The negative reasons for using Lean Accounting lie with the inadequacy of traditional accounting systems to support a lean culture. Everybody working seriously on the lean transformation of their company eventually bumps up against their accounting systems. Traditional accounting systems (particularly those using standard costing, activity-based costing, or other full absorption methods) are designed to support traditional management methods. As a company moves to lean thinking, many of the fundamentals of its management system change and traditional accounting, control, and measurement methods become unsuitable. Some examples of this are:

  • Traditional accounting systems are large, complex processes requiring a great deal of non-value work. Lean companies are anxious to eliminate this kind of non-value work.
  • They provide measurements and reports like labor efficiency and overhead absorption that motivate large batch production and high inventory levels. These measurements are suitable for mass production-style organizations but actively harmful to companies with lean aspirations.
  • The traditional accounting systems have no good way to identify the financial impact of the lean improvements taking place throughout the company. On the contrary, the financial reports will often show that bad things are happening when very good lean change is being made. One example of this is that traditional reporting shows a reduction in profitability when inventory is reduced. Lean companies always make significant inventory reductions and the accounting reports show negative results.
  • Traditional accounting reports use technical words and methods like “overhead absorption”, “gross margin”, and many others. These reports are not widely understood within most organizations. This may be acceptable when the financial reports are restricted to senior managers, but a lean company will seek to empower the entire workforce. Clear and understandable reporting is required so that people can readily use the reports for improvement and decision-making.
  • Traditional companies use standard product (or service) costs which can be misleading when making decisions related to quoting, profitability, make/buy, sourcing, product rationalization, and so forth. Lean companies seek to have a clearer understanding of the true costs associated with their processes and value streams.

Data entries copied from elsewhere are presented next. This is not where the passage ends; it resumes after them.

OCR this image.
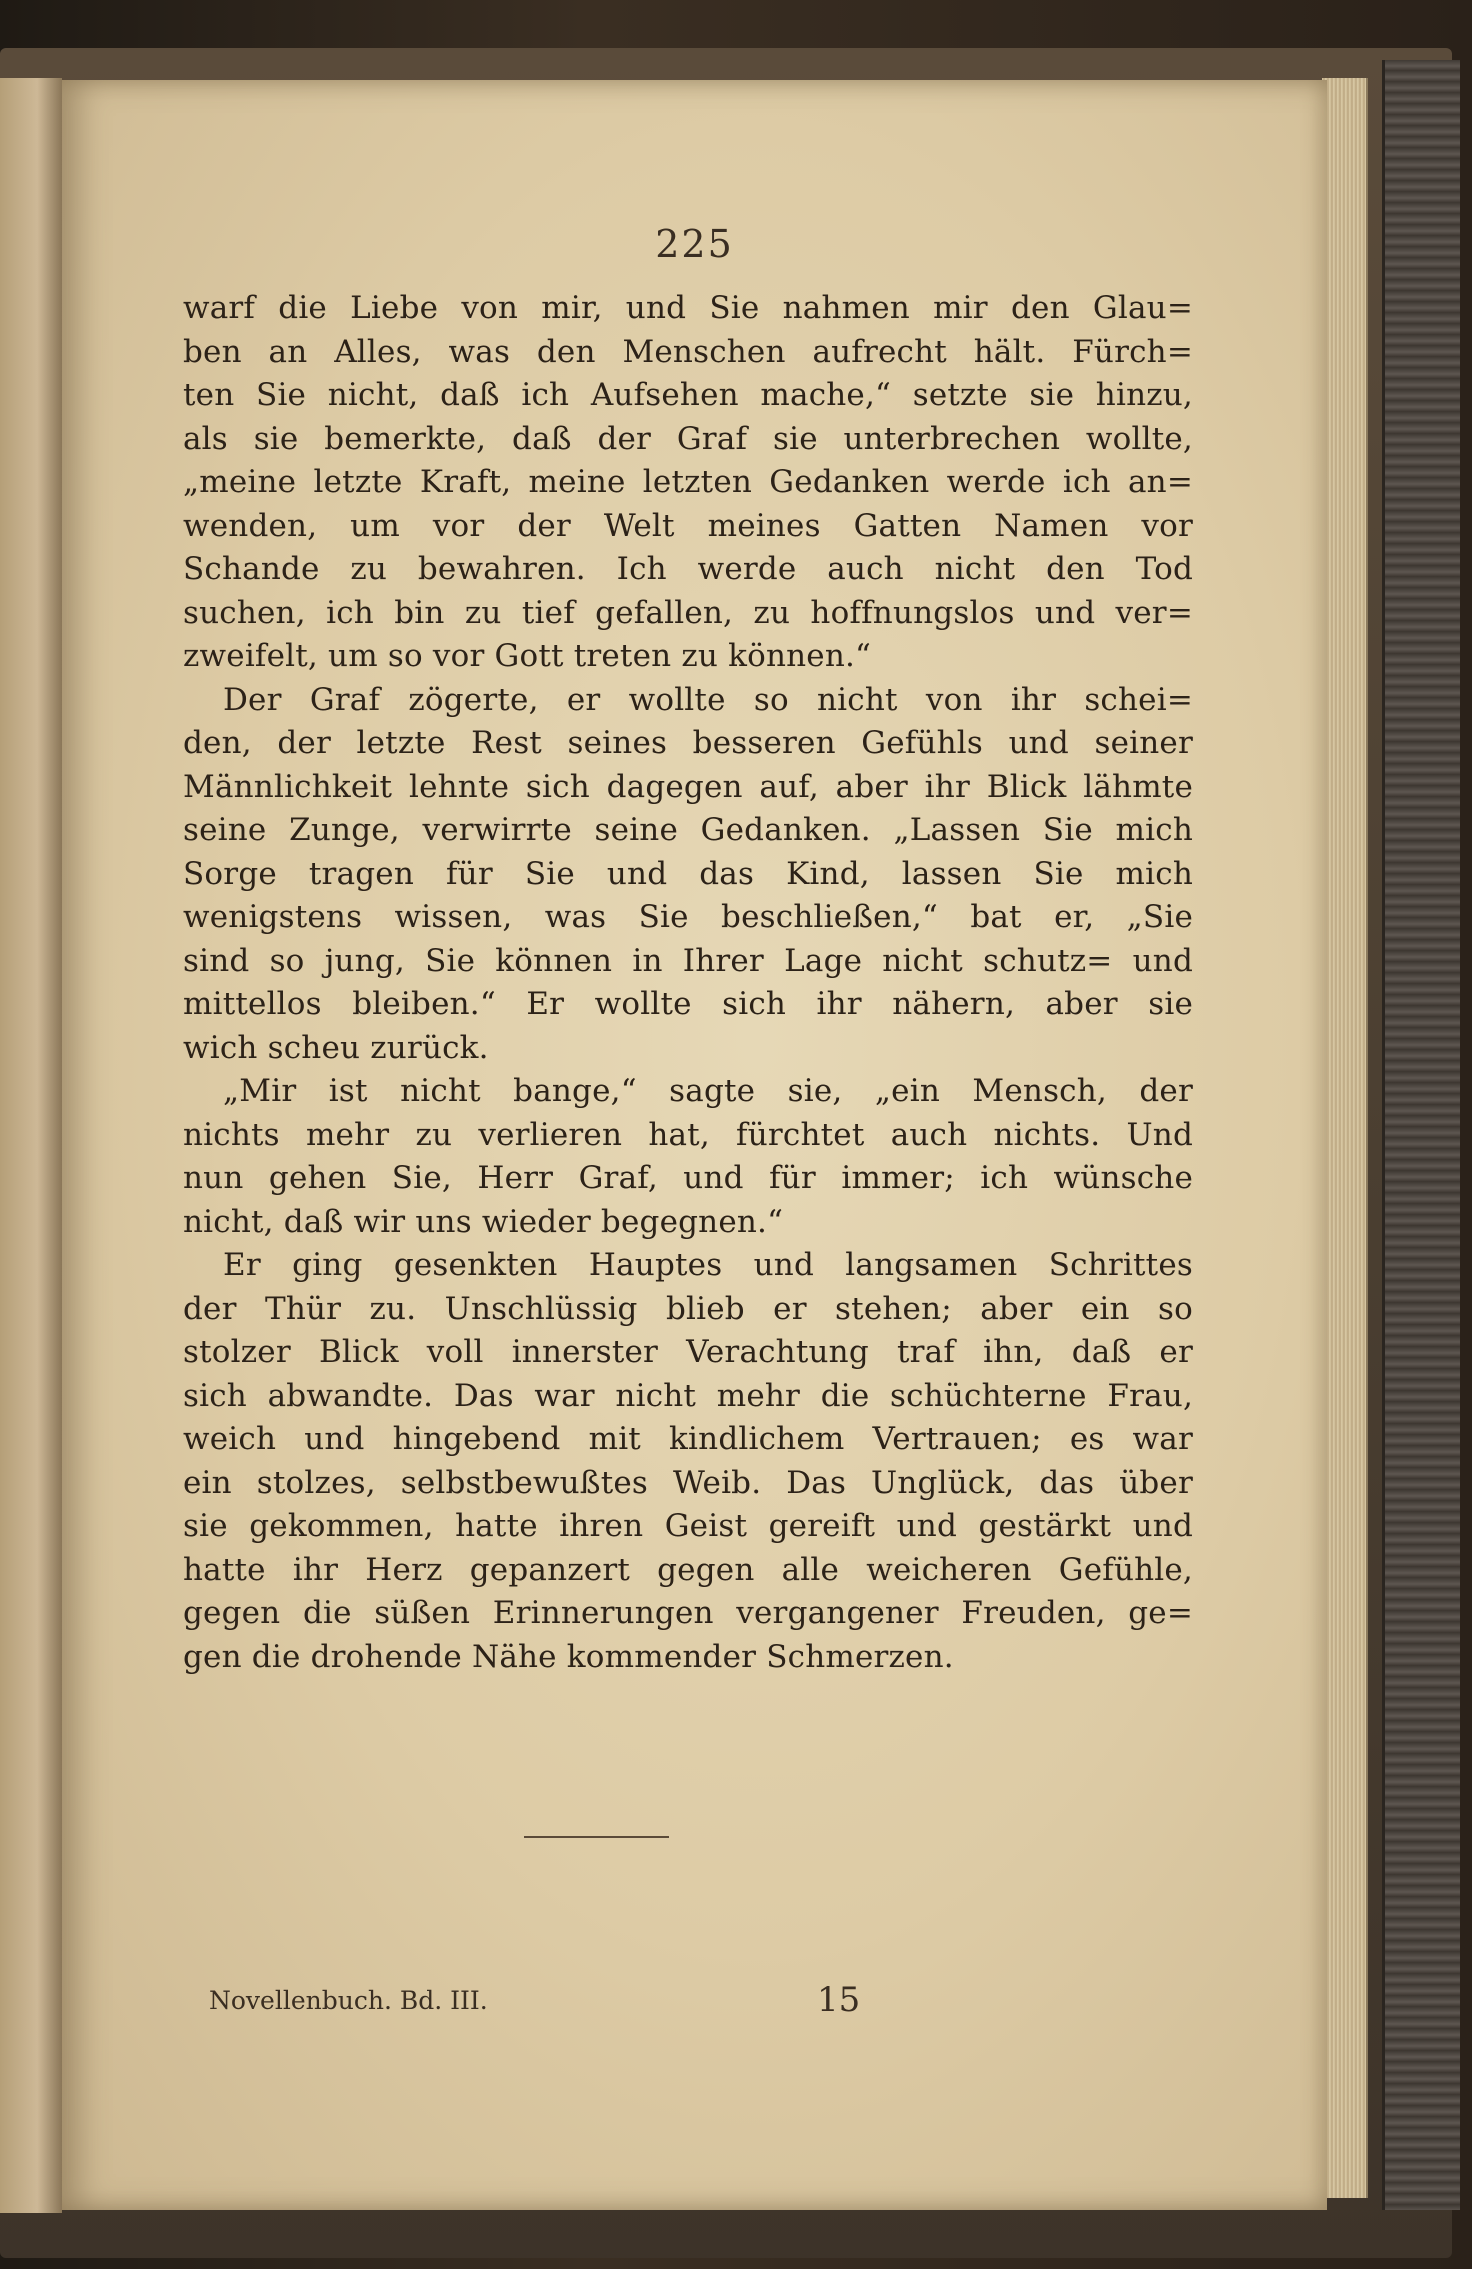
225
warf die Liebe von mir, und Sie nahmen mir den Glau=
ben an Alles, was den Menschen aufrecht hält. Fürch=
ten Sie nicht, daß ich Aufsehen mache,“ setzte sie hinzu,
als sie bemerkte, daß der Graf sie unterbrechen wollte,
„meine letzte Kraft, meine letzten Gedanken werde ich an=
wenden, um vor der Welt meines Gatten Namen vor
Schande zu bewahren. Ich werde auch nicht den Tod
suchen, ich bin zu tief gefallen, zu hoffnungslos und ver=
zweifelt, um so vor Gott treten zu können.“
Der Graf zögerte, er wollte so nicht von ihr schei=
den, der letzte Rest seines besseren Gefühls und seiner
Männlichkeit lehnte sich dagegen auf, aber ihr Blick lähmte
seine Zunge, verwirrte seine Gedanken. „Lassen Sie mich
Sorge tragen für Sie und das Kind, lassen Sie mich
wenigstens wissen, was Sie beschließen,“ bat er, „Sie
sind so jung, Sie können in Ihrer Lage nicht schutz= und
mittellos bleiben.“ Er wollte sich ihr nähern, aber sie
wich scheu zurück.
„Mir ist nicht bange,“ sagte sie, „ein Mensch, der
nichts mehr zu verlieren hat, fürchtet auch nichts. Und
nun gehen Sie, Herr Graf, und für immer; ich wünsche
nicht, daß wir uns wieder begegnen.“
Er ging gesenkten Hauptes und langsamen Schrittes
der Thür zu. Unschlüssig blieb er stehen; aber ein so
stolzer Blick voll innerster Verachtung traf ihn, daß er
sich abwandte. Das war nicht mehr die schüchterne Frau,
weich und hingebend mit kindlichem Vertrauen; es war
ein stolzes, selbstbewußtes Weib. Das Unglück, das über
sie gekommen, hatte ihren Geist gereift und gestärkt und
hatte ihr Herz gepanzert gegen alle weicheren Gefühle,
gegen die süßen Erinnerungen vergangener Freuden, ge=
gen die drohende Nähe kommender Schmerzen.
Novellenbuch. Bd. III.	15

There are of course traditional methods for overcoming some of these issues and problems. Indeed, few of the methods of Lean Accounting are new ideas. They are mostly adaptations of methods that have been used for many years, and have been codified into a Lean Management System designed to support the needs of lean thinking organizations.

Where does Lean Accounting apply?

As with most lean methods Lean Accounting was developed to support manufacturing companies, and most of the implementation of Lean Accounting has been within manufacturing organizations. Now that lean methods are moving into other industries like financial services, healthcare, government, and education there are some initial examples of the application of Lean Accounting in these industries. There are as yet no published cases of the use of lean accounting outside of manufacturing.